The International Space Station and the Space Shuttle Discovery which is currently attached to it were forced on Sunday to change orbit in order to avoid being hit by 10-year-old debris from a Chinese satellite launch.

The move was successful but made it the third time in three weeks the ISS has been threatened by orbiting space junk. Eleven days ago, the crew hunkered down in the Russian Soyuz capsule as a precaution against another piece of debris that passed by without incident.

Space debris is becoming an ever-increasing challenge. When it comes to dodging junk, it's a big deal. It's very tiring. Sometimes it's exhausting, said flight director Kwatsi Alibaruho.

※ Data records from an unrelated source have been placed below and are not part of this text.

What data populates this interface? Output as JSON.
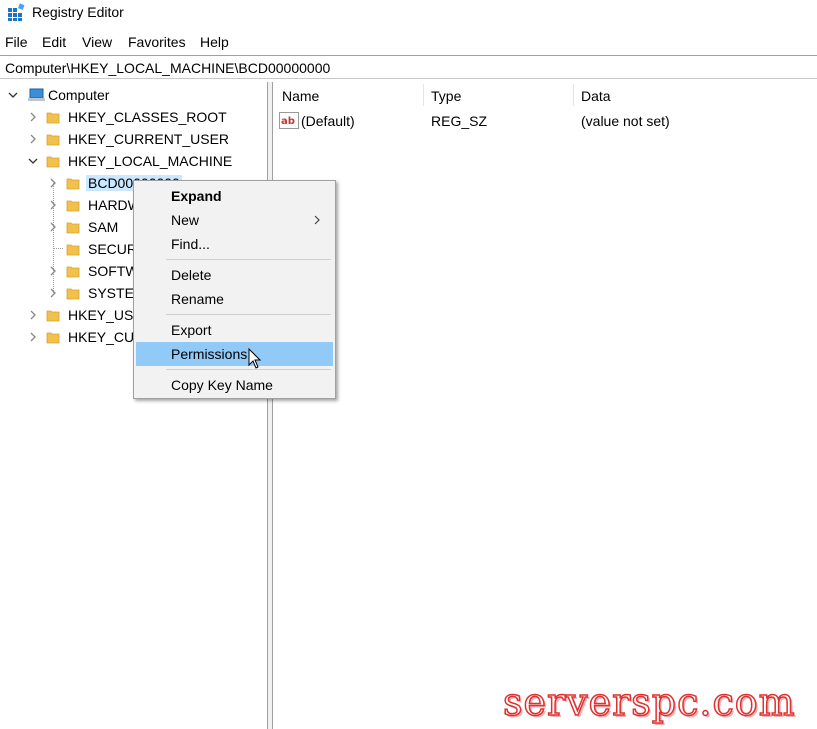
{
  "window": {
    "title": "Registry Editor"
  },
  "menu": [
    "File",
    "Edit",
    "View",
    "Favorites",
    "Help"
  ],
  "address": {
    "path": "Computer\\HKEY_LOCAL_MACHINE\\BCD00000000"
  },
  "tree": {
    "root": "Computer",
    "hkcr": "HKEY_CLASSES_ROOT",
    "hkcu": "HKEY_CURRENT_USER",
    "hklm": "HKEY_LOCAL_MACHINE",
    "bcd": "BCD00000000",
    "hardware": "HARDWARE",
    "sam": "SAM",
    "security": "SECURITY",
    "software": "SOFTWARE",
    "system": "SYSTEM",
    "hku": "HKEY_USERS",
    "hkcc": "HKEY_CURRENT_CONFIG"
  },
  "values": {
    "columns": {
      "name": "Name",
      "type": "Type",
      "data": "Data"
    },
    "rows": [
      {
        "name": "(Default)",
        "type": "REG_SZ",
        "data": "(value not set)",
        "icon": "string-value-icon"
      }
    ]
  },
  "context_menu": {
    "expand": "Expand",
    "new": "New",
    "find": "Find...",
    "delete": "Delete",
    "rename": "Rename",
    "export": "Export",
    "permissions": "Permissions...",
    "copy_key_name": "Copy Key Name",
    "highlighted": "Permissions..."
  },
  "watermark": "serverspc.com",
  "colors": {
    "selection": "#cce8ff",
    "menu_highlight": "#91c9f7",
    "folder": "#f2c04c",
    "watermark": "#e03030"
  }
}
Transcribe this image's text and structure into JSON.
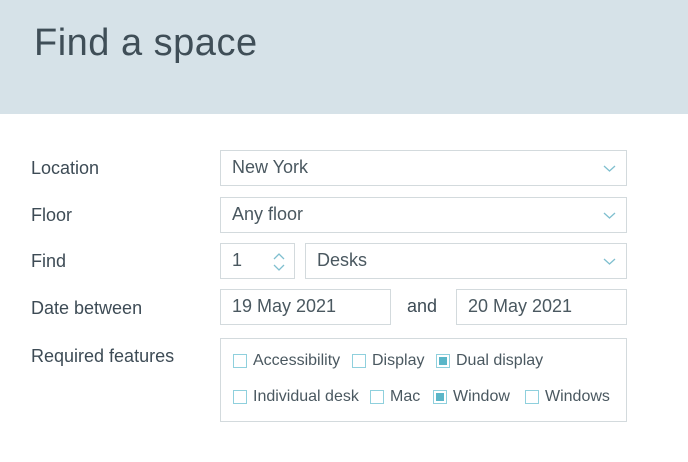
{
  "header": {
    "title": "Find a space"
  },
  "form": {
    "location": {
      "label": "Location",
      "value": "New York"
    },
    "floor": {
      "label": "Floor",
      "value": "Any floor"
    },
    "find": {
      "label": "Find",
      "quantity": "1",
      "type": "Desks"
    },
    "dates": {
      "label": "Date between",
      "from": "19 May 2021",
      "and_label": "and",
      "to": "20 May 2021"
    },
    "features": {
      "label": "Required features",
      "items": [
        {
          "label": "Accessibility",
          "checked": false
        },
        {
          "label": "Display",
          "checked": false
        },
        {
          "label": "Dual display",
          "checked": true
        },
        {
          "label": "Individual desk",
          "checked": false
        },
        {
          "label": "Mac",
          "checked": false
        },
        {
          "label": "Window",
          "checked": true
        },
        {
          "label": "Windows",
          "checked": false
        }
      ]
    }
  },
  "colors": {
    "header_bg": "#d6e2e8",
    "checkbox_accent": "#5ab6c8",
    "border": "#d3dadd"
  }
}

The space junk was orbiting erratically and appeared to be about 4 inches in diameter, NASA said.

Mission control in Houston warned the astronauts of the debris before 3 p.m. C.T. and was expected to pass the space station repeatedly if NASA hadn't decided to change the station's position.

Had we not taken this action, the first time of closest approach would have been about two hours into Monday's spacewalk, NASA said in a news announcement.

The space junk includes discarded fuel tanks, screws, blots, paint chips, foil scraps and other objects. According to the Secure World Foundation estimates, there are also billions of bits and pieces smaller than one centimeter circling the planet, each following its own orbit.